MEMBERSHIP INFERENCE ATTACKS AND DEFENSES IN NEURAL NETWORK PRUNING
Main Article Content
Neural network pruning has been an essential technique to reduce the computation and memory requirements for using deep neural networks for resource-constrained devices. Most existing research focuses primarily on balancing the sparsity and accuracy of a pruned neural network by strategically removing insignificant parameters and retraining the pruned model. Such efforts on reusing training samples pose serious privacy risks due to increased memorization, which, however, has not been investigated yet. In this paper, we conduct the first analysis of privacy risks in neural network pruning. Specifically, we investigate the impacts of neural network pruning on training data privacy, i.e., membership inference attacks. We first explore the impact of neural network pruning on prediction divergence, where the pruning process disproportionately affects the pruned model’s behavior for members and non-members. Meanwhile, the influence of divergence even varies among different classes in a fine-grained manner.

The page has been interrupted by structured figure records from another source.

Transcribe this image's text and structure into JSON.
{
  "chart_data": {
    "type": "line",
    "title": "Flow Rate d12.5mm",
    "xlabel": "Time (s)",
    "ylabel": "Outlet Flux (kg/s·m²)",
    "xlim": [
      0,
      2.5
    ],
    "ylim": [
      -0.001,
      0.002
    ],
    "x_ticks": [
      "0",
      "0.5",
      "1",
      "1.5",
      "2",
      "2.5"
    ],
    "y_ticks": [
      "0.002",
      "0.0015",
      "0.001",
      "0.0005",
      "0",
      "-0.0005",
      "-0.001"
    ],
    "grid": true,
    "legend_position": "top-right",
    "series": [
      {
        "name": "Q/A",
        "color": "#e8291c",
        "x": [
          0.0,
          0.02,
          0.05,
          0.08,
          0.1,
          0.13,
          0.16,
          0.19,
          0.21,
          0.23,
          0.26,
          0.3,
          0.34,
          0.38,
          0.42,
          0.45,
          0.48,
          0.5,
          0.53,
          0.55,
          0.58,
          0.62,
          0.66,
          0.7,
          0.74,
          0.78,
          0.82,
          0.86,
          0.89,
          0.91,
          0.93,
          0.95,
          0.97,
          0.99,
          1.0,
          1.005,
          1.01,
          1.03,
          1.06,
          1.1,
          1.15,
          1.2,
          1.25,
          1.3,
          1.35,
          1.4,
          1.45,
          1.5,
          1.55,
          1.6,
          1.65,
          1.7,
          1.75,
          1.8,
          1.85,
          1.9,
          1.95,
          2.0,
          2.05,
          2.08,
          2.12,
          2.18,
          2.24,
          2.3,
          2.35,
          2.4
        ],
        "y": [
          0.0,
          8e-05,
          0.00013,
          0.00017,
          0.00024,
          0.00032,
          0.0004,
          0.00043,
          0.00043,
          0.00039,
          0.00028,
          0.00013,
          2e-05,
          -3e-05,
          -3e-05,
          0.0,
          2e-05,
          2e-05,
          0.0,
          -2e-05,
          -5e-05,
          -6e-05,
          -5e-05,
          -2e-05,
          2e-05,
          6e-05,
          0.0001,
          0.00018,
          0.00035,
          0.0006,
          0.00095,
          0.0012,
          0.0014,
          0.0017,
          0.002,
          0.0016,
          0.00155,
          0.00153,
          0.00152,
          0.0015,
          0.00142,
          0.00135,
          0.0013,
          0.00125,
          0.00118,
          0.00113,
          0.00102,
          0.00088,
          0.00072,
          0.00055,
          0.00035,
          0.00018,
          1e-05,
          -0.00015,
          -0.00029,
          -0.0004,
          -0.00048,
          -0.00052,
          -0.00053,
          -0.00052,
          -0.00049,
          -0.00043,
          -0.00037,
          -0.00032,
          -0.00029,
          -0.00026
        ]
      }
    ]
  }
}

Enlightened by such divergence, we proposed a self-attention membership inference attack against the pruned neural networks. Extensive experiments are conducted to rigorously evaluate the privacy impacts of different pruning approaches, sparsity levels, and adversary knowledge. The proposed attack shows the higher attack performance on the pruned models when compared with eight existing membership inference attacks. In addition, we propose a new defense mechanism to protect the pruning process by mitigating the prediction divergence based on KL-divergence distance, whose effectiveness has been experimentally demonstrated to effectively mitigate the privacy risks while maintaining the sparsity and accuracy of the pruned models.